Sabah kalktığımda en doğal içgüdüm olan açlıkla ve “yazmadan önce bir kere daha yiyeyim ki objektif olayım” gazını da yanıma alarak Marmara Et Lokantası’na gittim. Marmara Et Lokantası, Moda caddesinde, eski As Sineması’nın (ne yazık ki şimdi yerinde pahalı bir kilo verme [verememe] salonu var) yanında. Otuz yıldır hizmet veren Marmara Et Lokantası’nın en büyük özelliği, fiyatlarının çok uygun olup yemeklerinin gayet leziz olması. Zaten bu yüzden hangi gün giderseniz gidin, seyyar satıcıların, piyangocuların, küçük esnafın, gemicilerin, ev yemeği özlemi çeken üniversite öğrencilerinin ve Kadıköy’ü uzun zamandır bilenlerin buluştuğu bir yerde olduğunuzu hissedeceksiniz. Mesela beni Marmara’ya ilk götüren, çocukluğunda Akmar pasajı önünde çok zaman geçirmiş (gençlerin şimdiki modası Reks Sineması’nın önü) bir arkadaşım.

Yemekleri ve fiyatlarının dışında, çalışanlarının müşteri kazanmak için rol yapmadıklarının gözlerinden okunması, Marmara’yı gerçek bir esnaf lokantası kılıyor. Her gittiğimde her garsonun “hoşgeldin” diye içten bir şekilde hitabı ve benim sevdiğimi bilerek bir-iki parça kepek ekmeği ben istemeden getirmeleri, bunun yalnızca küçük bir örneği.

Marmara'nın yemekleri zaten güzel.

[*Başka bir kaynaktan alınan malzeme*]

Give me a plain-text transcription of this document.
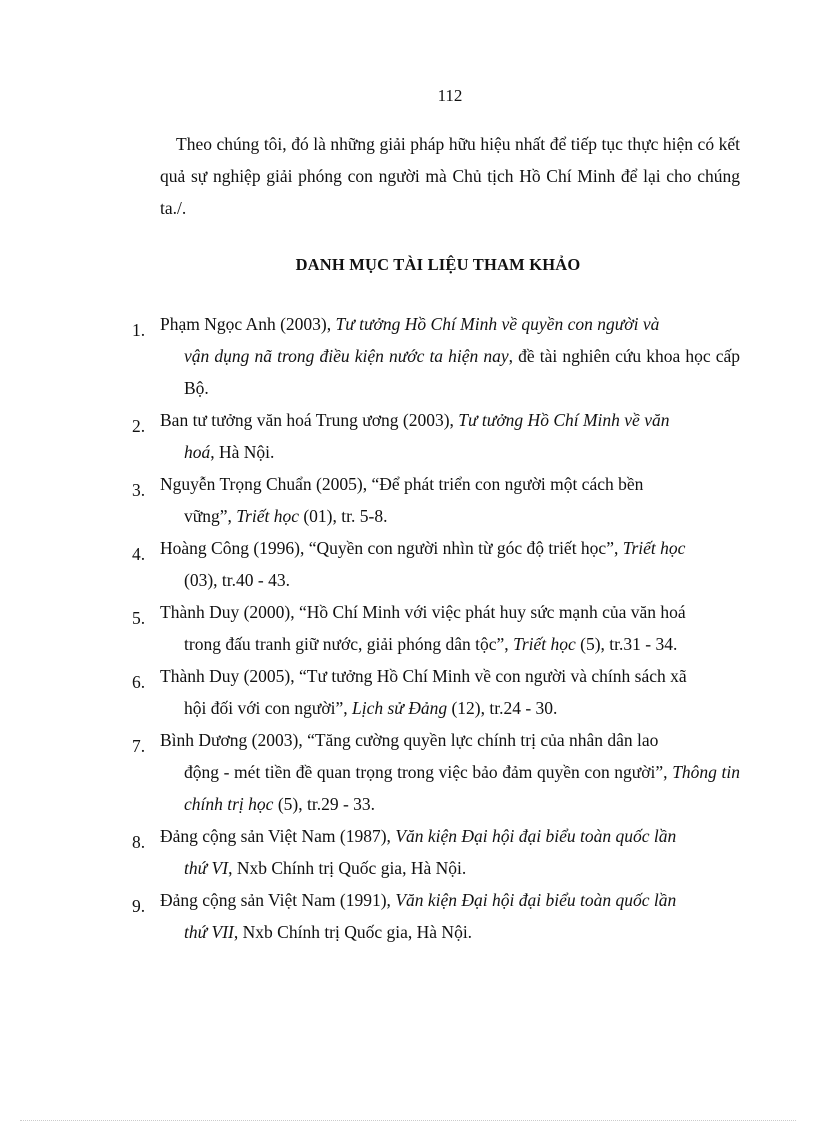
112

Theo chúng tôi, đó là những giải pháp hữu hiệu nhất để tiếp tục thực hiện có kết quả sự nghiệp giải phóng con người mà Chủ tịch Hồ Chí Minh để lại cho chúng ta./.

DANH MỤC TÀI LIỆU THAM KHẢO
1. Phạm Ngọc Anh (2003), Tư tưởng Hồ Chí Minh về quyền con người và
vận dụng nã trong điều kiện nước ta hiện nay, đề tài nghiên cứu khoa học cấp Bộ.
2. Ban tư tưởng văn hoá Trung ương (2003), Tư tưởng Hồ Chí Minh về văn
hoá, Hà Nội.
3. Nguyễn Trọng Chuẩn (2005), “Để phát triển con người một cách bền
vững”, Triết học (01), tr. 5-8.
4. Hoàng Công (1996), “Quyền con người nhìn từ góc độ triết học”, Triết học
(03), tr.40 - 43.
5. Thành Duy (2000), “Hồ Chí Minh với việc phát huy sức mạnh của văn hoá
trong đấu tranh giữ nước, giải phóng dân tộc”, Triết học (5), tr.31 - 34.
6. Thành Duy (2005), “Tư tưởng Hồ Chí Minh về con người và chính sách xã
hội đối với con người”, Lịch sử Đảng (12), tr.24 - 30.
7. Bình Dương (2003), “Tăng cường quyền lực chính trị của nhân dân lao
động - mét tiền đề quan trọng trong việc bảo đảm quyền con người”, Thông tin chính trị học (5), tr.29 - 33.
8. Đảng cộng sản Việt Nam (1987), Văn kiện Đại hội đại biểu toàn quốc lần
thứ VI, Nxb Chính trị Quốc gia, Hà Nội.
9. Đảng cộng sản Việt Nam (1991), Văn kiện Đại hội đại biểu toàn quốc lần
thứ VII, Nxb Chính trị Quốc gia, Hà Nội.
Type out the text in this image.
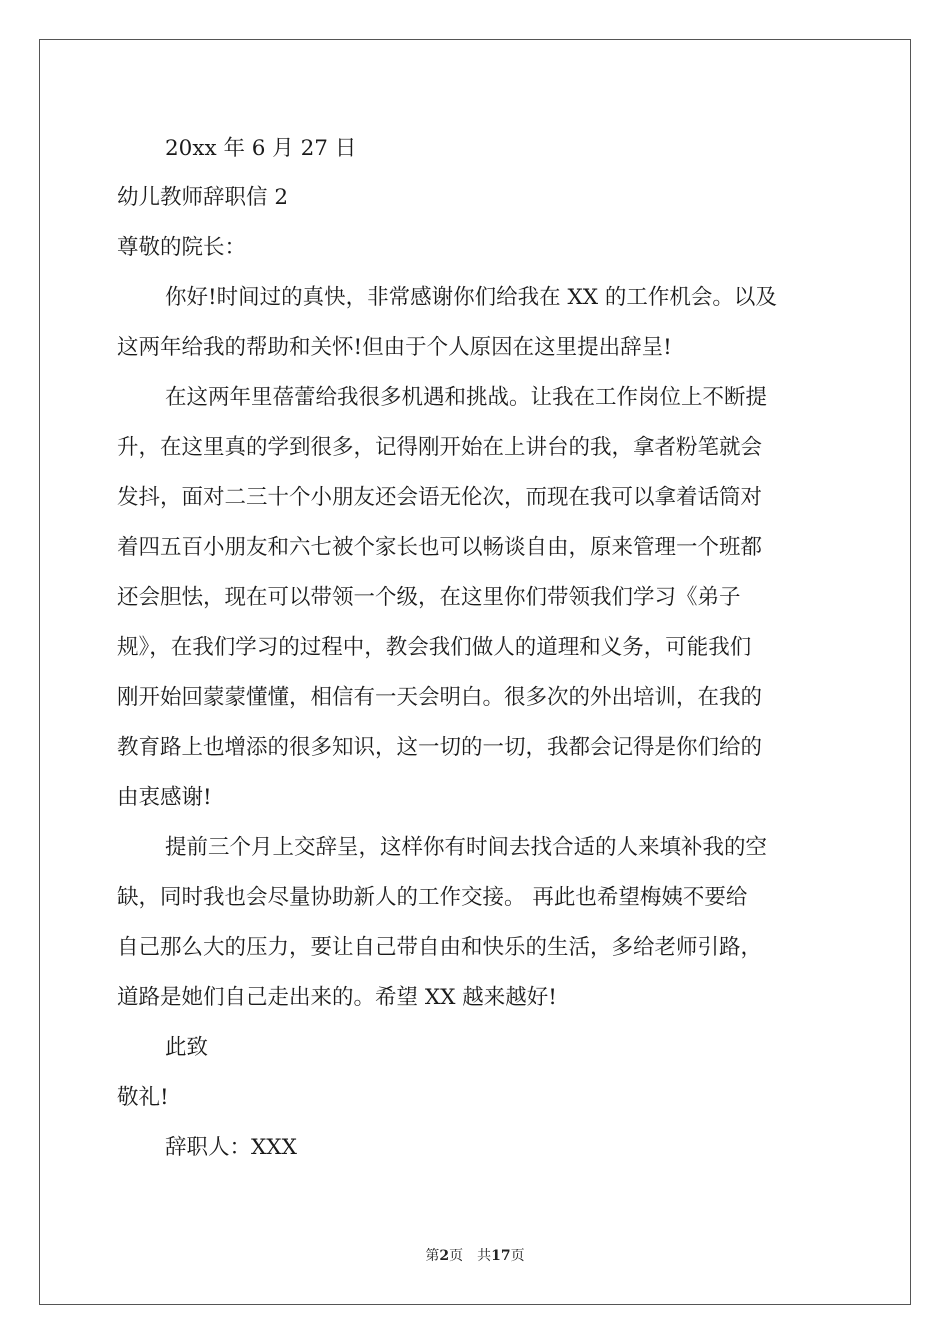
20xx 年 6 月 27 日
幼儿教师辞职信 2
尊敬的院长：
你好!时间过的真快，非常感谢你们给我在 XX 的工作机会。以及
这两年给我的帮助和关怀!但由于个人原因在这里提出辞呈!
在这两年里蓓蕾给我很多机遇和挑战。让我在工作岗位上不断提
升，在这里真的学到很多，记得刚开始在上讲台的我，拿者粉笔就会
发抖，面对二三十个小朋友还会语无伦次，而现在我可以拿着话筒对
着四五百小朋友和六七被个家长也可以畅谈自由，原来管理一个班都
还会胆怯，现在可以带领一个级，在这里你们带领我们学习《弟子
规》，在我们学习的过程中，教会我们做人的道理和义务，可能我们
刚开始回蒙蒙懂懂，相信有一天会明白。很多次的外出培训，在我的
教育路上也增添的很多知识，这一切的一切，我都会记得是你们给的
由衷感谢!
提前三个月上交辞呈，这样你有时间去找合适的人来填补我的空
缺，同时我也会尽量协助新人的工作交接。 再此也希望梅姨不要给
自己那么大的压力，要让自己带自由和快乐的生活，多给老师引路，
道路是她们自己走出来的。希望 XX 越来越好!
此致
敬礼!
辞职人：XXX
第2页 共17页
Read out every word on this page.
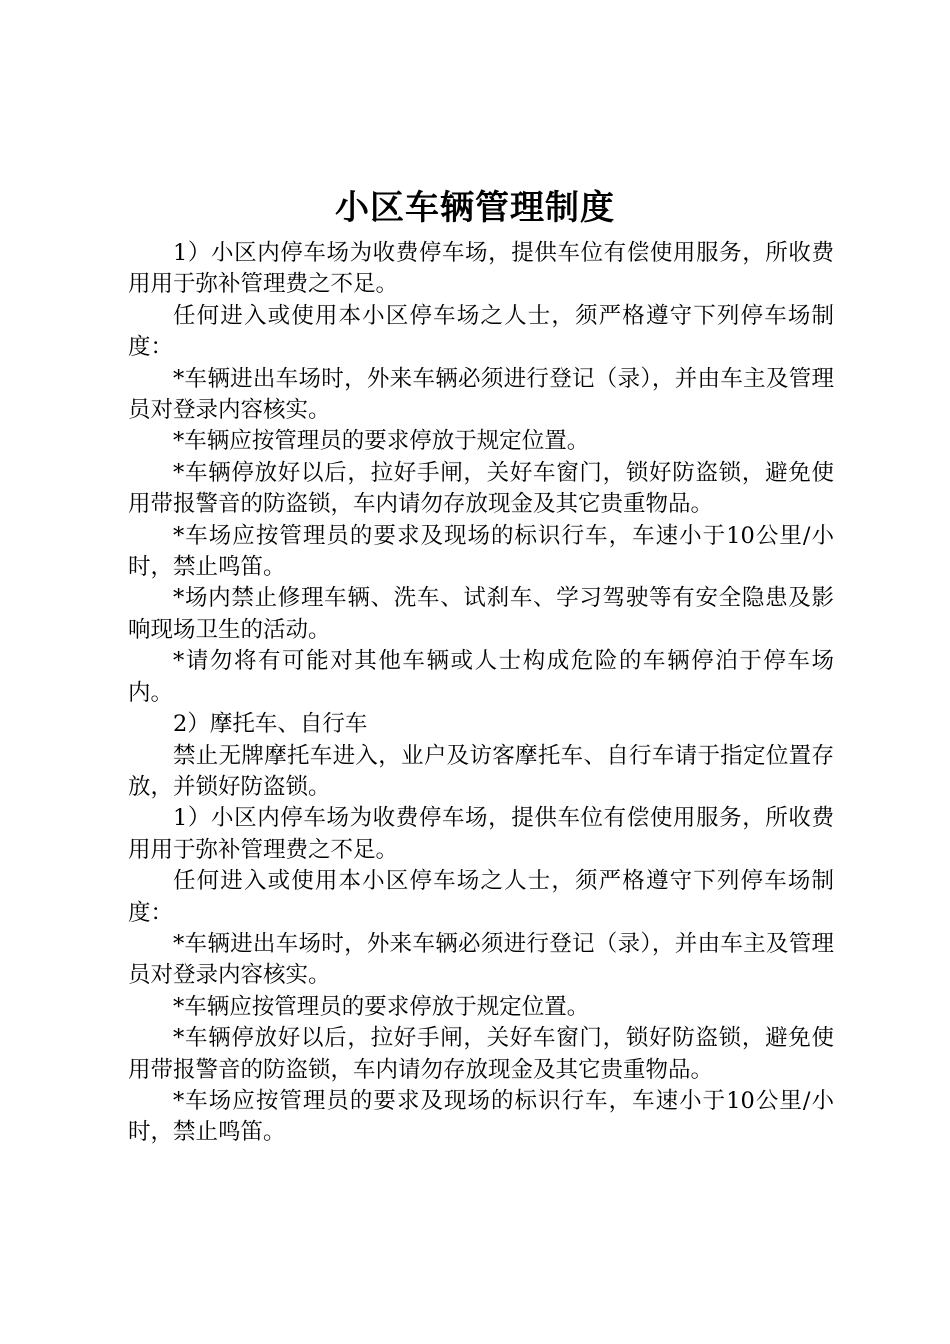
小区车辆管理制度

1）小区内停车场为收费停车场，提供车位有偿使用服务，所收费用用于弥补管理费之不足。

任何进入或使用本小区停车场之人士，须严格遵守下列停车场制度：

*车辆进出车场时，外来车辆必须进行登记（录），并由车主及管理员对登录内容核实。

*车辆应按管理员的要求停放于规定位置。

*车辆停放好以后，拉好手闸，关好车窗门，锁好防盗锁，避免使用带报警音的防盗锁，车内请勿存放现金及其它贵重物品。

*车场应按管理员的要求及现场的标识行车，车速小于10公里/小时，禁止鸣笛。

*场内禁止修理车辆、洗车、试刹车、学习驾驶等有安全隐患及影响现场卫生的活动。

*请勿将有可能对其他车辆或人士构成危险的车辆停泊于停车场内。

2）摩托车、自行车

禁止无牌摩托车进入，业户及访客摩托车、自行车请于指定位置存放，并锁好防盗锁。

1）小区内停车场为收费停车场，提供车位有偿使用服务，所收费用用于弥补管理费之不足。

任何进入或使用本小区停车场之人士，须严格遵守下列停车场制度：

*车辆进出车场时，外来车辆必须进行登记（录），并由车主及管理员对登录内容核实。

*车辆应按管理员的要求停放于规定位置。

*车辆停放好以后，拉好手闸，关好车窗门，锁好防盗锁，避免使用带报警音的防盗锁，车内请勿存放现金及其它贵重物品。

*车场应按管理员的要求及现场的标识行车，车速小于10公里/小时，禁止鸣笛。
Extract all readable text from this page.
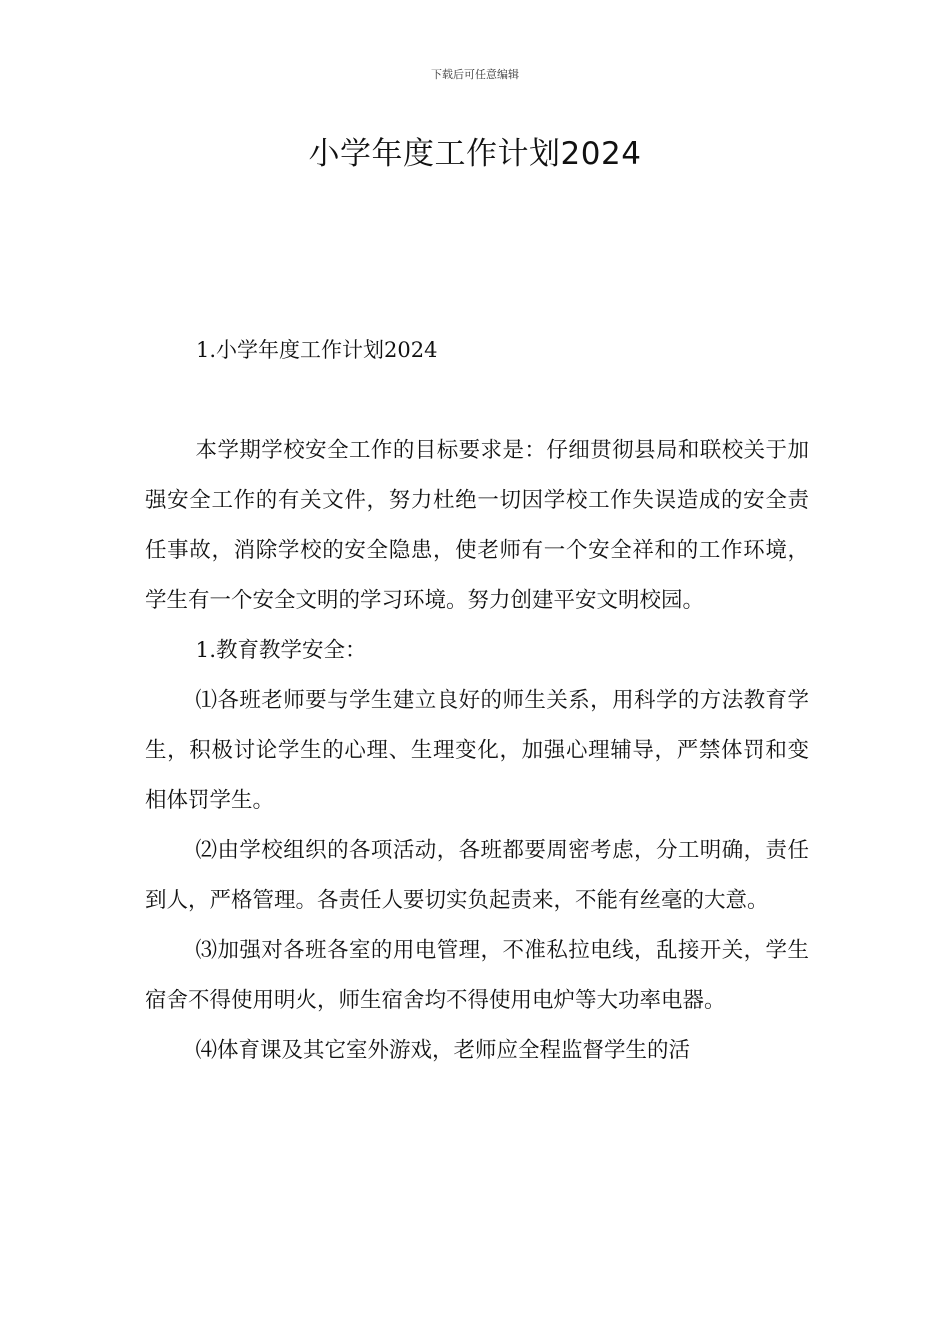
下载后可任意编辑
小学年度工作计划2024
1.小学年度工作计划2024

本学期学校安全工作的目标要求是：仔细贯彻县局和联校关于加强安全工作的有关文件，努力杜绝一切因学校工作失误造成的安全责任事故，消除学校的安全隐患，使老师有一个安全祥和的工作环境，学生有一个安全文明的学习环境。努力创建平安文明校园。

1.教育教学安全：

⑴各班老师要与学生建立良好的师生关系，用科学的方法教育学生，积极讨论学生的心理、生理变化，加强心理辅导，严禁体罚和变相体罚学生。

⑵由学校组织的各项活动，各班都要周密考虑，分工明确，责任到人，严格管理。各责任人要切实负起责来，不能有丝毫的大意。

⑶加强对各班各室的用电管理，不准私拉电线，乱接开关，学生宿舍不得使用明火，师生宿舍均不得使用电炉等大功率电器。

⑷体育课及其它室外游戏，老师应全程监督学生的活
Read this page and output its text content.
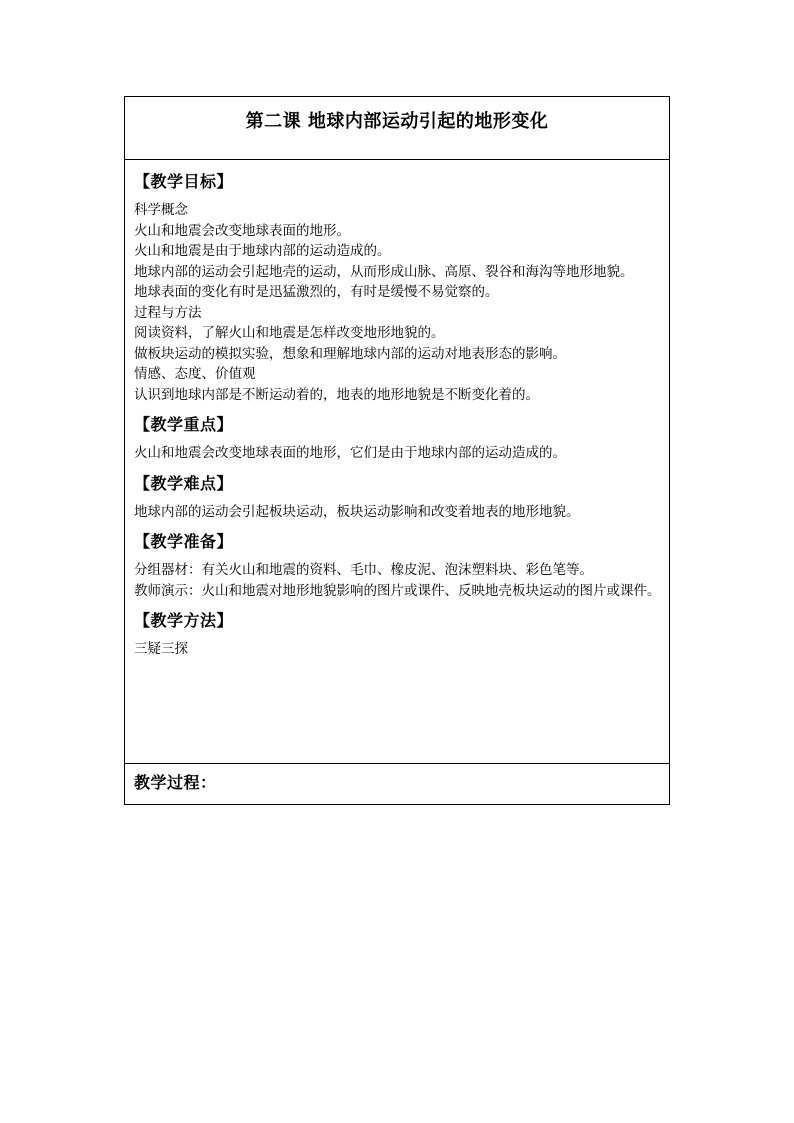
第二课 地球内部运动引起的地形变化

【教学目标】

科学概念

火山和地震会改变地球表面的地形。

火山和地震是由于地球内部的运动造成的。

地球内部的运动会引起地壳的运动，从而形成山脉、高原、裂谷和海沟等地形地貌。

地球表面的变化有时是迅猛激烈的，有时是缓慢不易觉察的。

过程与方法

阅读资料，了解火山和地震是怎样改变地形地貌的。

做板块运动的模拟实验，想象和理解地球内部的运动对地表形态的影响。

情感、态度、价值观

认识到地球内部是不断运动着的，地表的地形地貌是不断变化着的。

【教学重点】

火山和地震会改变地球表面的地形，它们是由于地球内部的运动造成的。

【教学难点】

地球内部的运动会引起板块运动，板块运动影响和改变着地表的地形地貌。

【教学准备】

分组器材：有关火山和地震的资料、毛巾、橡皮泥、泡沫塑料块、彩色笔等。

教师演示：火山和地震对地形地貌影响的图片或课件、反映地壳板块运动的图片或课件。

【教学方法】

三疑三探

教学过程：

Taze çıkmış yemeği sıcak sıcak yemek için en iyi saatse, öğlen 12 ile 2 arası.

Bu sabaha dönelim. Gittiğimde saat daha 10 bile olmamasına rağmen yemekler çıkmaya başlamıştı. Yeşil mercimekle ilk görüşte anlaştık ve öncelikle onu istedim. Mercimek gayet güzeldi ve tuz ilavesi ya da benzeri bir uğraşa gerek duymadan afiyetle yedim. Oldum olası fast-foodcuların yağlı, tatsız tuzsuz, simetrik patatesini sevmeyen ben, ev yapımı patates kızartmalarını gördüğümde “Et yemeklerinin yanına koymak için mi yaptınız?” diye sorup da dükkan sahibinden sadece patates de yiyebileceğimin onayını alınca, zevke geldim ve yarım porsiyon da patates istedim. Bu onayı ondan alma sebebim, bir defasında patates için niyetlendiğimde, eşinin‘’Et yemeklerinin yanına koyuyoruz’’ demesine rağmen kendisinin benim patatesle buluşmam yönünde tavır göstermiş olduğunu unutmamam.

Marmara’ya her gelişimde ya da dükkana Marmara’dan her yemek sipariş edişimde olduğu gibi, karnım doydu ve 3 lira vererek ev yemekleri yemiş oldum. (Hemen yanda kilo vermek için günlük 10 lira civarı para veren insanlar için de soğuk su içmeyi unutmadım!)

Marmara’da sebze yemekleri 2,5 ila 3 lira, pilavlar-kuru fasulye-çorbalar-tatlılar 1,5 ila 2 lira, et yemekleri de 3,5 ila 5,5 lira arası; ayrıca her yemeği az porsiyon istemeniz mümkün. Benim size tavsiyem saat 12 ile 2 arasında yemeyi tercih etmeniz, çünkü yeni çıkmış yemeğin keyfi başkadır. Bulgur pilavı, mercimek, pazı, ıspanak, brokoli, sebzeli ve yufkalı tavuk her yediğimde tekrar mest olduğum başlıca yiyecekler. Otuz yıllık geleneğini bozmazsa Marmara Et Lokantası, fast-food kültüründen sıkılan ve günde bazen bir defa yiyebildiği yemeği ucuza ve güzel bir yerde yemek isteyen Kadıköylüler için vazgeçilmez olmaya devam edecek.